Ratings measurement company Rentrak said it has completed the acquisition of Kantar Media’s U.S. television audience measurement assets in an all-stock deal worth about $128 million.
That is about $30 million higher than the company first projected when it announced the deal in October. At that time, Rentrak agreed to issue 1.53 million shares of its stock (priced at $64.51 each) for the Kantar television audience measurement assets, which include Kantar’s customer contacts and relationships in the U.S. measurement market. Rentrak’s stock has risen about 30% since the deal was first announced – it was priced at $84.10 each on Nov. 28, the day the deal closed, which is the reason for increase in the purchase price.
As part of the deal, Rentrak will also integrate its national and local TV measurement with a number of Kantar’s U.S.-based services that focus on digital media, advertising expenditure and purchase data. The integration will provide advertisers, agencies, TV networks, multichannel video program distributors (MVPDs) and local television stations throughout the U.S. with tools to understand consumers’ purchasing habits and the ability to link TV viewing habits with purchase and other behavior in the United States.
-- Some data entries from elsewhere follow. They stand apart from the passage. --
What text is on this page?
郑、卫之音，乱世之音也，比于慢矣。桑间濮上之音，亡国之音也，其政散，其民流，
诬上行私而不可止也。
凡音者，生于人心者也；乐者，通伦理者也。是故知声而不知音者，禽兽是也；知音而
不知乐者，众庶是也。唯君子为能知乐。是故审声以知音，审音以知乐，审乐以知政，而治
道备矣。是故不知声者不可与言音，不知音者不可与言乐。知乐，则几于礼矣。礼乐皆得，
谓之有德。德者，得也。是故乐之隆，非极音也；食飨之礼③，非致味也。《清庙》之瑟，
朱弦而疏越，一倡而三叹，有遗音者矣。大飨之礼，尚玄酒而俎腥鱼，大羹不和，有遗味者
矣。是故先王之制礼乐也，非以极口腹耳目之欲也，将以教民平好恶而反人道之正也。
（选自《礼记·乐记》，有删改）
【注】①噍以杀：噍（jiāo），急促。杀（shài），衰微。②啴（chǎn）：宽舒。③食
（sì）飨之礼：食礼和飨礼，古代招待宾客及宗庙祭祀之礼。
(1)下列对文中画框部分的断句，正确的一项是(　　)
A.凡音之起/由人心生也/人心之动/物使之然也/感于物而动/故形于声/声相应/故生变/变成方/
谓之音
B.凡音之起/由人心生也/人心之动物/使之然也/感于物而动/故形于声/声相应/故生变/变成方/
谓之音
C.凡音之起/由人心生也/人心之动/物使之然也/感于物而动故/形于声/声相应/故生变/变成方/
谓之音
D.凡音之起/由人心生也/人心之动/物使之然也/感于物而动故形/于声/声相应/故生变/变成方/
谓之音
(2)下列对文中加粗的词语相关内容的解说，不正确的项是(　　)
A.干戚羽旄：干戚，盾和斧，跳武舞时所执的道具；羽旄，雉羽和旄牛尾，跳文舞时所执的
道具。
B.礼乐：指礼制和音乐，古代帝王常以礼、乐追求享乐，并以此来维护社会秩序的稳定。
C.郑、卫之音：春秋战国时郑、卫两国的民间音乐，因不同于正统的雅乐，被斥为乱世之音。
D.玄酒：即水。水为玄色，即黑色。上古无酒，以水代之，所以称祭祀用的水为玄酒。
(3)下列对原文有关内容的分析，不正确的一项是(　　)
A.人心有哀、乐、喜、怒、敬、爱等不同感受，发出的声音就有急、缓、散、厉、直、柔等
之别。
In a statement, Rentrak said it expects the acquisition to produce multiple new revenue streams, both directly and through anticipated future joint marketing agreements with Kantar and Group M. Rentrak expects to add about $7 million to $9 million in revenue in fiscal 2016 as a result of the transaction, which is expected to be slightly accretive in fiscal 2016.
In connection with the acquisition, Kantar parent WPP also purchased additional restricted shares of Rentrak common stock from the company for $56 million in cash, giving WPP an ownership stake of 16.7% of Rentrak’s outstanding stock as of the closing date.